Jacoby Salcedo is a Mexican-American Illustrator based in Olympia, Washington.

== Early life ==
Salcedo has said that he has always been drawing, referencing his father's nose as a key part of what ignited him in the beginning. He stated, "I've always been drawing, but I think what really ignited me was my Dad's nose haha! From a profile view, it looked really easy to draw and so I did just that, but from that moment, I never stopped drawing".

Salcedo used to create comic strips for his school newspaper, leading him to explore digital art. In high school, Salcedo began to consider potential careers and colleges, telling himself that he was not good at anything other than art and had no definite plans beyond that. Salcedo then developed an interest in comics, realizing that he could do it for a living.

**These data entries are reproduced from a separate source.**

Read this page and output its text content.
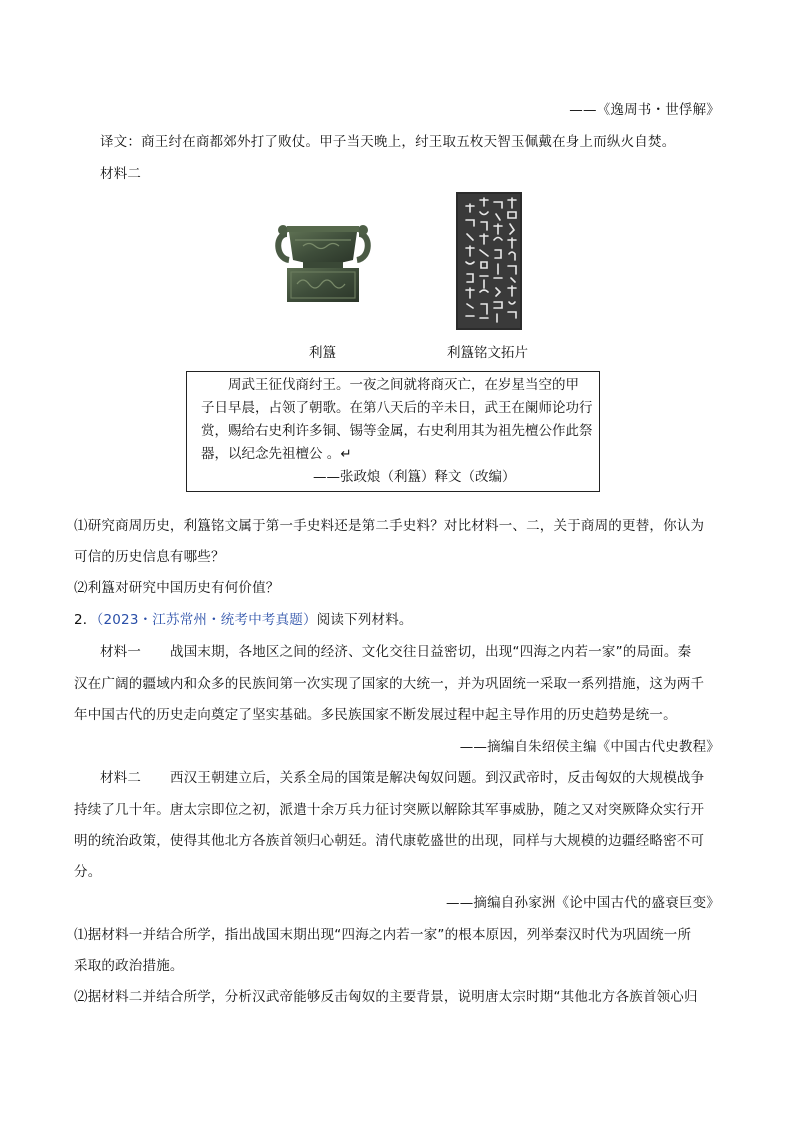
——《逸周书・世俘解》
译文：商王纣在商都郊外打了败仗。甲子当天晚上，纣王取五枚天智玉佩戴在身上而纵火自焚。
材料二
利簋	利簋铭文拓片
周武王征伐商纣王。一夜之间就将商灭亡，在岁星当空的甲
子日早晨，占领了朝歌。在第八天后的辛未日，武王在阑师论功行
赏，赐给右史利许多铜、锡等金属，右史利用其为祖先檀公作此祭
器，以纪念先祖檀公 。↵
——张政烺（利簋）释文（改编）
⑴研究商周历史，利簋铭文属于第一手史料还是第二手史料？对比材料一、二，关于商周的更替，你认为
可信的历史信息有哪些？
⑵利簋对研究中国历史有何价值？
2．（2023・江苏常州・统考中考真题）阅读下列材料。
材料一 战国末期，各地区之间的经济、文化交往日益密切，出现“四海之内若一家”的局面。秦
汉在广阔的疆域内和众多的民族间第一次实现了国家的大统一，并为巩固统一采取一系列措施，这为两千
年中国古代的历史走向奠定了坚实基础。多民族国家不断发展过程中起主导作用的历史趋势是统一。
——摘编自朱绍侯主编《中国古代史教程》
材料二 西汉王朝建立后，关系全局的国策是解决匈奴问题。到汉武帝时，反击匈奴的大规模战争
持续了几十年。唐太宗即位之初，派遣十余万兵力征讨突厥以解除其军事威胁，随之又对突厥降众实行开
明的统治政策，使得其他北方各族首领归心朝廷。清代康乾盛世的出现，同样与大规模的边疆经略密不可
分。
——摘编自孙家洲《论中国古代的盛衰巨变》
⑴据材料一并结合所学，指出战国末期出现“四海之内若一家”的根本原因，列举秦汉时代为巩固统一所
采取的政治措施。
⑵据材料二并结合所学，分析汉武帝能够反击匈奴的主要背景，说明唐太宗时期“其他北方各族首领心归
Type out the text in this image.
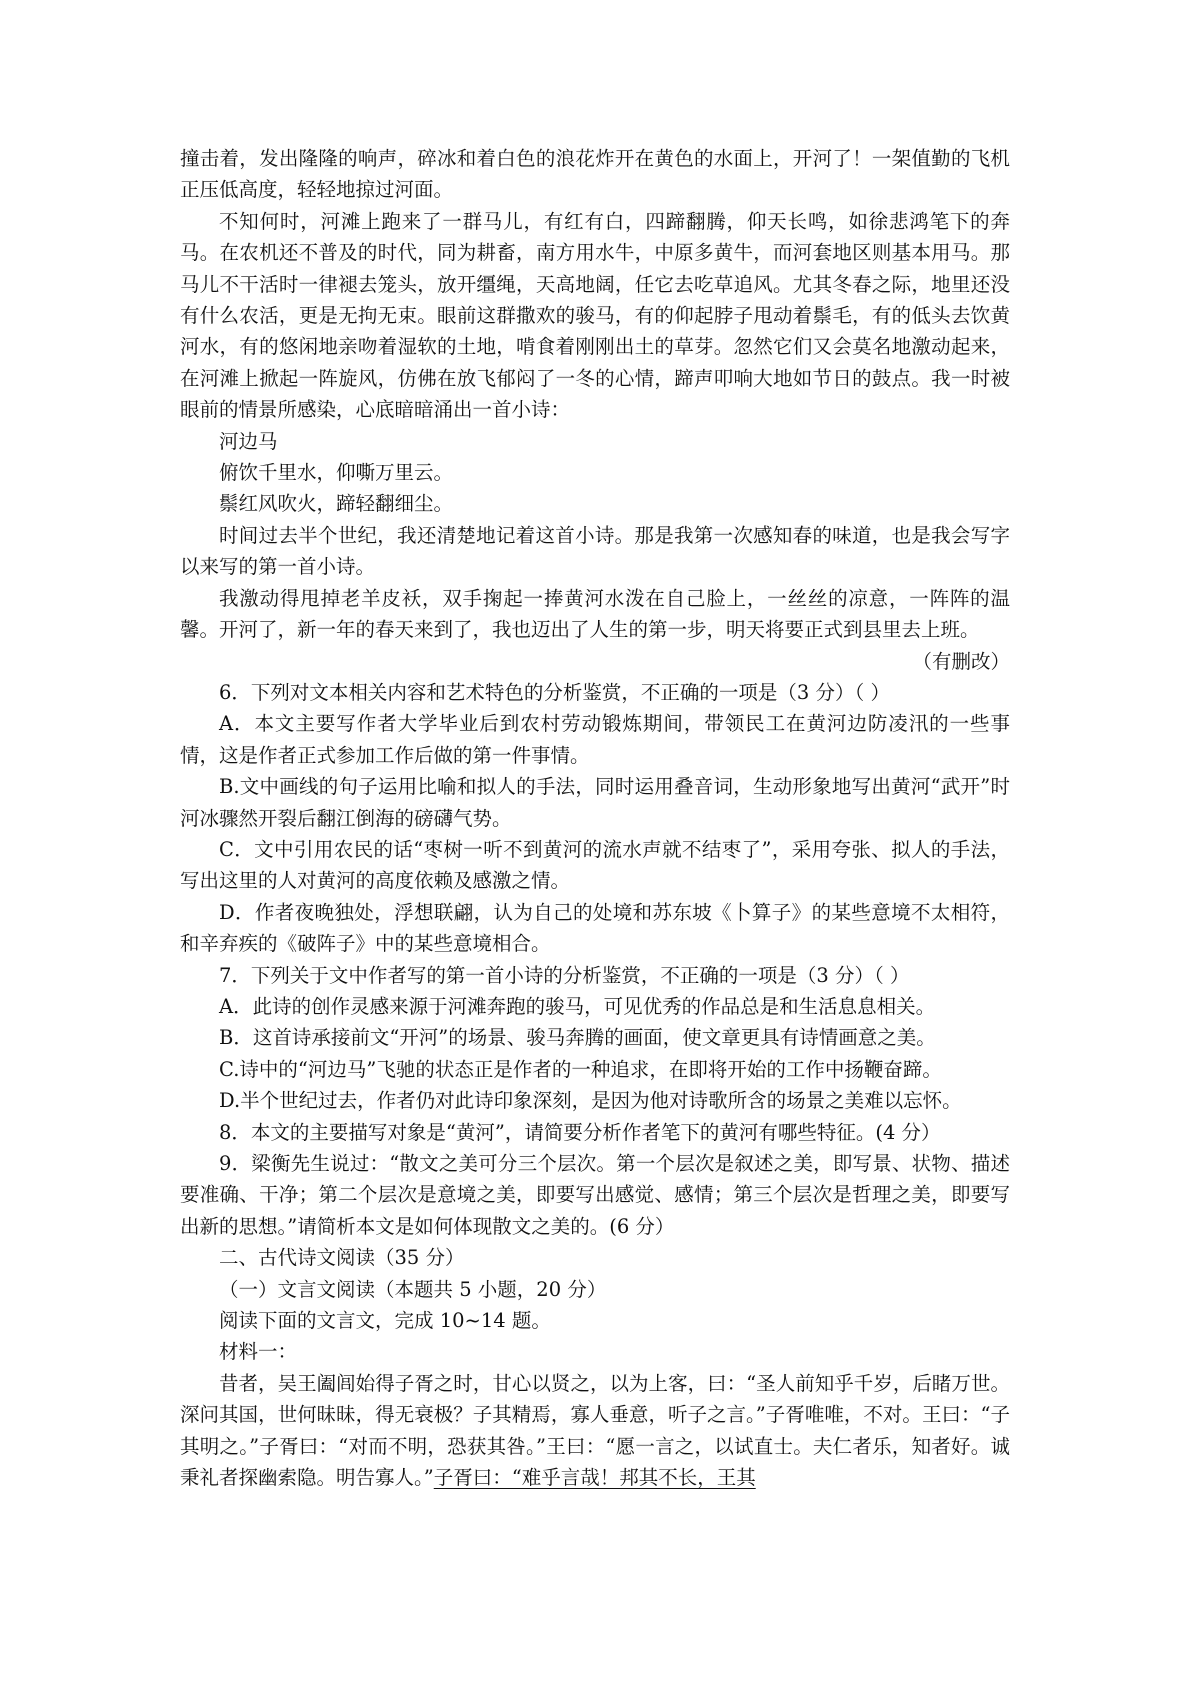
撞击着，发出隆隆的响声，碎冰和着白色的浪花炸开在黄色的水面上，开河了！一架值勤的飞机正压低高度，轻轻地掠过河面。

不知何时，河滩上跑来了一群马儿，有红有白，四蹄翻腾，仰天长鸣，如徐悲鸿笔下的奔马。在农机还不普及的时代，同为耕畜，南方用水牛，中原多黄牛，而河套地区则基本用马。那马儿不干活时一律褪去笼头，放开缰绳，天高地阔，任它去吃草追风。尤其冬春之际，地里还没有什么农活，更是无拘无束。眼前这群撒欢的骏马，有的仰起脖子甩动着鬃毛，有的低头去饮黄河水，有的悠闲地亲吻着湿软的土地，啃食着刚刚出土的草芽。忽然它们又会莫名地激动起来，在河滩上掀起一阵旋风，仿佛在放飞郁闷了一冬的心情，蹄声叩响大地如节日的鼓点。我一时被眼前的情景所感染，心底暗暗涌出一首小诗：

河边马

俯饮千里水，仰嘶万里云。

鬃红风吹火，蹄轻翻细尘。

时间过去半个世纪，我还清楚地记着这首小诗。那是我第一次感知春的味道，也是我会写字以来写的第一首小诗。

我激动得甩掉老羊皮袄，双手掬起一捧黄河水泼在自己脸上，一丝丝的凉意，一阵阵的温馨。开河了，新一年的春天来到了，我也迈出了人生的第一步，明天将要正式到县里去上班。

（有删改）

6．下列对文本相关内容和艺术特色的分析鉴赏，不正确的一项是（3 分）（ ）

A．本文主要写作者大学毕业后到农村劳动锻炼期间，带领民工在黄河边防凌汛的一些事情，这是作者正式参加工作后做的第一件事情。

B.文中画线的句子运用比喻和拟人的手法，同时运用叠音词，生动形象地写出黄河“武开”时河冰骤然开裂后翻江倒海的磅礴气势。

C．文中引用农民的话“枣树一听不到黄河的流水声就不结枣了”，采用夸张、拟人的手法，写出这里的人对黄河的高度依赖及感激之情。

D．作者夜晚独处，浮想联翩，认为自己的处境和苏东坡《卜算子》的某些意境不太相符，和辛弃疾的《破阵子》中的某些意境相合。

7．下列关于文中作者写的第一首小诗的分析鉴赏，不正确的一项是（3 分）（ ）

A．此诗的创作灵感来源于河滩奔跑的骏马，可见优秀的作品总是和生活息息相关。

B．这首诗承接前文“开河”的场景、骏马奔腾的画面，使文章更具有诗情画意之美。

C.诗中的“河边马”飞驰的状态正是作者的一种追求，在即将开始的工作中扬鞭奋蹄。

D.半个世纪过去，作者仍对此诗印象深刻，是因为他对诗歌所含的场景之美难以忘怀。

8．本文的主要描写对象是“黄河”，请简要分析作者笔下的黄河有哪些特征。(4 分）

9．梁衡先生说过：“散文之美可分三个层次。第一个层次是叙述之美，即写景、状物、描述要准确、干净；第二个层次是意境之美，即要写出感觉、感情；第三个层次是哲理之美，即要写出新的思想。”请简析本文是如何体现散文之美的。(6 分）

二、古代诗文阅读（35 分）

（一）文言文阅读（本题共 5 小题，20 分）

阅读下面的文言文，完成 10~14 题。

材料一：

昔者，吴王阖闾始得子胥之时，甘心以贤之，以为上客，曰：“圣人前知乎千岁，后睹万世。深问其国，世何昧昧，得无衰极？子其精焉，寡人垂意，听子之言。”子胥唯唯，不对。王曰：“子其明之。”子胥曰：“对而不明，恐获其咎。”王曰：“愿一言之，以试直士。夫仁者乐，知者好。诚秉礼者探幽索隐。明告寡人。”子胥曰：“难乎言哉！邦其不长，王其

Salcedo decided to attend the School of Visual Arts in New York City. During his time at SVA, Salcedo completed required courses such as sculpting, drawing, painting, and digital media. He's also mentioned his professor, Klaus Johnson, as the one who taught him about composition and storytelling in comics.

== Comics career ==
Jacoby Salcedo has collaborated on several graphic novels, including DC Comics' This Land is Our Land: A Blue Beetle Story, with author Julio Anta. He is also the illustrator behind the graphic novel, Frontera, alongside Anta.

Salcedo is also the co-creator and illustrator for Dark Horse Miniseries It's Only Teenage Wasteland alongside writer Curt Pires.

Salcedo has been featured in several comic anthologies, such as producing inks for DC's Legions of Blooms and DC's Kal-El-fornia Love. He's also produced variant covers for the graphic novel, Home. He's also featured in the anthology Young Men in Love.

== Awards ==

- 2023 GLAAD Media Award for Outstanding Original Graphic Novel/Anthology.